Le gouvernement cubain a "dénoncé" les nouvelles restrictions aux échanges Cuba-États-Unis annoncées vendredi par Donald Trump, tout en "réitérant" sa disposition à poursuivre le "dialogue" engagé avec Washington depuis le rétablissement des relations entre les deux pays.

La volonté de continuer à dialoguer. Dans un communiqué lu sur l'antenne de la télévision d'État, La Havane a "dénoncé les nouvelles mesures de durcissement de l'embargo" imposé à l'île depuis 1962, tout en réitérant "sa volonté de continuer le dialogue respectueux et la coopération" engagées avec les États-Unis depuis 2015.
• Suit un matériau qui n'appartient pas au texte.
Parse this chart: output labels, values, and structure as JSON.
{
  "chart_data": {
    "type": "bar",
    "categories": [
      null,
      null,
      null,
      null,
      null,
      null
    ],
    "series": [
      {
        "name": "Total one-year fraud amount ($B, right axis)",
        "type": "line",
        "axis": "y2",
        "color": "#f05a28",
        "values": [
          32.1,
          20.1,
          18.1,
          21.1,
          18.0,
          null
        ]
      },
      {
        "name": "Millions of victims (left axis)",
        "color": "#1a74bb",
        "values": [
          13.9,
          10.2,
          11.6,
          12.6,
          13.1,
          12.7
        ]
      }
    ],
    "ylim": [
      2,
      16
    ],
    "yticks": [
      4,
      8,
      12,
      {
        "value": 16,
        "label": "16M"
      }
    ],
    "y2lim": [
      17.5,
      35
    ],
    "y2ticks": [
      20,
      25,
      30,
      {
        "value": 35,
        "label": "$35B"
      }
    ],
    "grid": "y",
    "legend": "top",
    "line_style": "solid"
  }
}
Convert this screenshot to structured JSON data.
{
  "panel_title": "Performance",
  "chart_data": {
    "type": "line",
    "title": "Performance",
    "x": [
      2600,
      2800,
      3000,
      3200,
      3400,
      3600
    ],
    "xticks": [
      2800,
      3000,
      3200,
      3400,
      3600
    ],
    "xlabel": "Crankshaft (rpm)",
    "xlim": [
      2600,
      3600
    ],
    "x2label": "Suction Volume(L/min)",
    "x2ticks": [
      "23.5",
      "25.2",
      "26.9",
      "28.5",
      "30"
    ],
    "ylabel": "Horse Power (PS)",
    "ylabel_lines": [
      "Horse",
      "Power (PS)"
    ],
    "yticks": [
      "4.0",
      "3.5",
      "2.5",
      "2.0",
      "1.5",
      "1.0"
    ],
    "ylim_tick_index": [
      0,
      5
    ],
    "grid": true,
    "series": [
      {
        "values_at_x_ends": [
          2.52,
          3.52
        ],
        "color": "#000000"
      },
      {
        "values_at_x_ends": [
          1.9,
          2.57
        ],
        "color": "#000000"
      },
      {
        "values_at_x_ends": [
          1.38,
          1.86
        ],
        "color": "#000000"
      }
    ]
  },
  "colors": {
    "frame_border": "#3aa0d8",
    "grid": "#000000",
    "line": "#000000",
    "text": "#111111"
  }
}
De nouvelles restrictions. Plus tôt vendredi depuis la Floride, le président américain s'était engagé à redéfinir en profondeur le rapprochement avec Cuba et dénoncé avec force le régime "brutal" au pouvoir à La Havane. Promettant "un meilleur accord pour les Cubains et pour les États-Unis", Donald Trump a annoncé la limitation des transactions avec les entités contrôlées par l'armée cubaine, omniprésentes dans le secteur du tourisme, et une application plus stricte des restrictions sur les voyages vers l'île communiste.

Un "retour en arrière". Pointant du doigt "une rhétorique hostile qui rappelle les temps de la confrontation ouverte" et le "recours aux méthodes coercitives du passé", le gouvernement cubain a regretté un "retour en arrière dans les relations entre (les) deux pays". "Toute stratégie visant à changer le système politique, économique et social à Cuba, que ce soit à travers des pressions (...) ou en employant des méthodes plus subtiles, sera condamnée à l'échec", a prévenu le gouvernement de Raul Castro.